The Importance of Clear Labels
A visualization without proper labels is like a research paper without citations - the data might be there, but the message is unclear. Consider your audience:
- Policymakers need context and clear units
- Community members need plain language
- Colleagues need technical precision
- Everyone needs to understand what they’re looking at
Setting Up
import seaborn as sns
import seaborn.objects as so
import pandas as pd
import numpy as np
# Load data
penguins = sns.load_dataset("penguins").dropna()Adding Labels with .label()
The .label() method adds titles and axis labels to your plot:
# Basic plot without labels - not ready to share!
(
so.Plot(penguins, x="flipper_length_mm", y="body_mass_g", color="species")
.add(so.Dot())
)
# Now with proper labels - ready for presentation!
(
so.Plot(penguins, x="flipper_length_mm", y="body_mass_g", color="species")
.add(so.Dot())
.label(
title="Relationship Between Flipper Length and Body Mass in Penguins",
x="Flipper Length (mm)",
y="Body Mass (g)",
color="Species"
)
)Components of .label()
The .label() method accepts several arguments:
title- Main plot titlex- X-axis labely- Y-axis labelcolor- Legend title for color aestheticpointsize- Legend title for size aestheticmarker- Legend title for shape aesthetic
# Complex plot with multiple aesthetics labeled
(
so.Plot(
penguins,
x="bill_length_mm",
y="bill_depth_mm",
color="species",
pointsize="body_mass_g"
)
.add(so.Dot(alpha=0.6))
.label(
title="Penguin Bill Dimensions by Species and Body Mass",
x="Bill Length (mm)",
y="Bill Depth (mm)",
color="Penguin Species",
pointsize="Body Mass (g)"
)
)Multi-line Titles and Labels
For longer titles, use \n for line breaks:
(
so.Plot(penguins, x="flipper_length_mm", y="body_mass_g", color="species")
.add(so.Dot())
.label(
title="Impact of Flipper Length on Body Mass:\nAnalysis of Three Penguin Species in Antarctica",
x="Flipper Length (mm)",
y="Body Mass (g)"
)
)Controlling Scales with .scale()
The .scale() method controls how data values map to visual properties.
Continuous Scales
# Default linear scale
(
so.Plot(penguins, x="flipper_length_mm", y="body_mass_g")
.add(so.Dot())
.label(title="Linear Scale (Default)")
)
# Logarithmic scale (useful for data spanning orders of magnitude)
(
so.Plot(penguins, x="flipper_length_mm", y="body_mass_g")
.add(so.Dot())
.scale(y="log")
.label(title="Logarithmic Y-axis")
)Setting Axis Limits
Control the range of your axes:
# Zoom in on a specific range
(
so.Plot(penguins, x="flipper_length_mm", y="body_mass_g", color="species")
.add(so.Dot())
.scale(
x=(170, 230), # Only show flipper lengths between 170-230mm
y=(2500, 6500) # Only show body mass between 2500-6500g
)
.label(
title="Penguin Measurements (Zoomed)",
x="Flipper Length (mm)",
y="Body Mass (g)"
)
)Cutting off parts of your data range can be misleading!
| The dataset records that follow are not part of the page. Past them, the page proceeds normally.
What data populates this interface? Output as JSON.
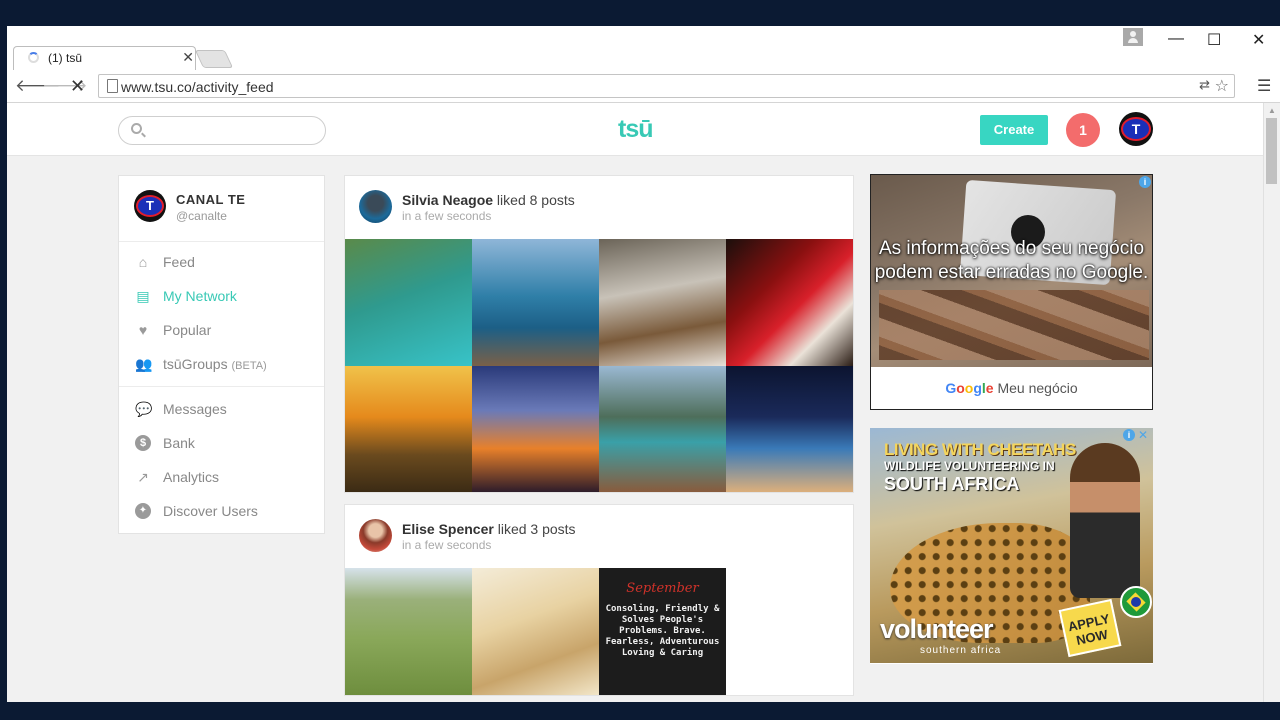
{
  "browser": {
    "tab_title": "(1) tsū",
    "url": "www.tsu.co/activity_feed",
    "window_controls": {
      "minimize": "—",
      "maximize": "☐",
      "close": "✕"
    }
  },
  "header": {
    "logo": "tsū",
    "search_placeholder": "",
    "create_label": "Create",
    "notification_count": "1",
    "avatar_letter": "T"
  },
  "sidebar": {
    "profile_name": "CANAL TE",
    "profile_handle": "@canalte",
    "items": [
      {
        "label": "Feed",
        "icon": "home-icon"
      },
      {
        "label": "My Network",
        "icon": "list-icon",
        "active": true
      },
      {
        "label": "Popular",
        "icon": "heart-icon"
      },
      {
        "label": "tsūGroups",
        "suffix": "(BETA)",
        "icon": "users-icon"
      },
      {
        "label": "Messages",
        "icon": "chat-icon"
      },
      {
        "label": "Bank",
        "icon": "dollar-icon"
      },
      {
        "label": "Analytics",
        "icon": "trend-icon"
      },
      {
        "label": "Discover Users",
        "icon": "compass-icon"
      }
    ]
  },
  "feed": [
    {
      "user": "Silvia Neagoe",
      "action": " liked 8 posts",
      "time": "in a few seconds",
      "thumbs": [
        "linear-gradient(160deg,#5a8a4a 0%,#2f9a8e 45%,#38c3c8 100%)",
        "linear-gradient(180deg,#8fb6d8 0%,#2f7fa8 45%,#1c5f86 70%,#7a6048 100%)",
        "linear-gradient(170deg,#6b6458 0%,#c8c2b8 40%,#7a5a3a 70%,#e8e2da 100%)",
        "linear-gradient(135deg,#1b0f0c 0%,#8a1010 35%,#d8202a 55%,#eae2d8 75%,#2a1c14 100%)",
        "linear-gradient(180deg,#f0c24a 0%,#e58a1c 40%,#6a4a1e 70%,#3a2a14 100%)",
        "linear-gradient(180deg,#2a3a7a 0%,#6a7ab8 35%,#e8802a 65%,#2a1a2a 100%)",
        "linear-gradient(180deg,#9ab8d2 0%,#4e6e5a 40%,#3aa0a8 60%,#8a5a3a 100%)",
        "linear-gradient(180deg,#0c1430 0%,#1a2a5a 40%,#3a7ab8 65%,#e0b07a 100%)"
      ]
    },
    {
      "user": "Elise Spencer",
      "action": " liked 3 posts",
      "time": "in a few seconds",
      "thumbs": [
        "linear-gradient(180deg,#d6e2ea 0%,#9ab07a 25%,#8aa85a 55%,#6e8e3e 100%)",
        "linear-gradient(160deg,#f4ecd8 0%,#e8d2a2 40%,#c8a46a 70%,#f2e6c8 100%)"
      ],
      "text_card": {
        "heading": "September",
        "body": "Consoling, Friendly & Solves People's Problems. Brave. Fearless, Adventurous Loving & Caring"
      }
    }
  ],
  "ads": {
    "ad1": {
      "headline": "As informações do seu negócio podem estar erradas no Google.",
      "brand_g": "Google",
      "brand_rest": " Meu negócio",
      "colors": [
        "#4285F4",
        "#EA4335",
        "#FBBC05",
        "#4285F4",
        "#34A853",
        "#EA4335"
      ]
    },
    "ad2": {
      "line1": "LIVING WITH CHEETAHS",
      "line2": "WILDLIFE VOLUNTEERING IN",
      "line3": "SOUTH AFRICA",
      "brand": "volunteer",
      "brand_sub": "southern africa",
      "cta": "APPLY NOW"
    }
  }
}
Always:
- Indicate if you’ve zoomed in
- Ensure you’re not hiding important patterns
- Consider starting axes at zero for bar charts
Color Scales
Control color palettes:
# Using a different color palette
(
so.Plot(penguins, x="flipper_length_mm", y="body_mass_g", color="species")
.add(so.Dot(pointsize=8))
.scale(color="colorblind") # Colorblind-friendly palette
.label(
title="Colorblind-Friendly Palette",
x="Flipper Length (mm)",
y="Body Mass (g)",
color="Species"
)
)Common palettes for categorical data:
"colorblind"- Safe for colorblind viewers"deep"- Seaborn default"pastel"- Softer colors"dark"- Darker tones
For continuous data:
"viridis"- Perceptually uniform"rocket"- Sequential"coolwarm"- Diverging
Formatting Tick Labels
Custom Tick Locations
# Specify exactly which ticks to show
(
so.Plot(penguins, x="flipper_length_mm", y="body_mass_g")
.add(so.Dot())
.scale(
x=so.Continuous().tick(at=[180, 200, 220]),
y=so.Continuous().tick(at=[3000, 4000, 5000, 6000])
)
)Number Formatting
For research data with different units:
# Create income data example
np.random.seed(42)
income_data = pd.DataFrame({
'education_years': np.random.uniform(0, 20, 100),
'annual_income': np.random.uniform(50000, 500000, 100),
'county': np.random.choice(['Nairobi', 'Kisumu', 'Mombasa'], 100)
})
# Format as thousands with 'K' suffix
from matplotlib.ticker import FuncFormatter
(
so.Plot(income_data, x="education_years", y="annual_income", color="county")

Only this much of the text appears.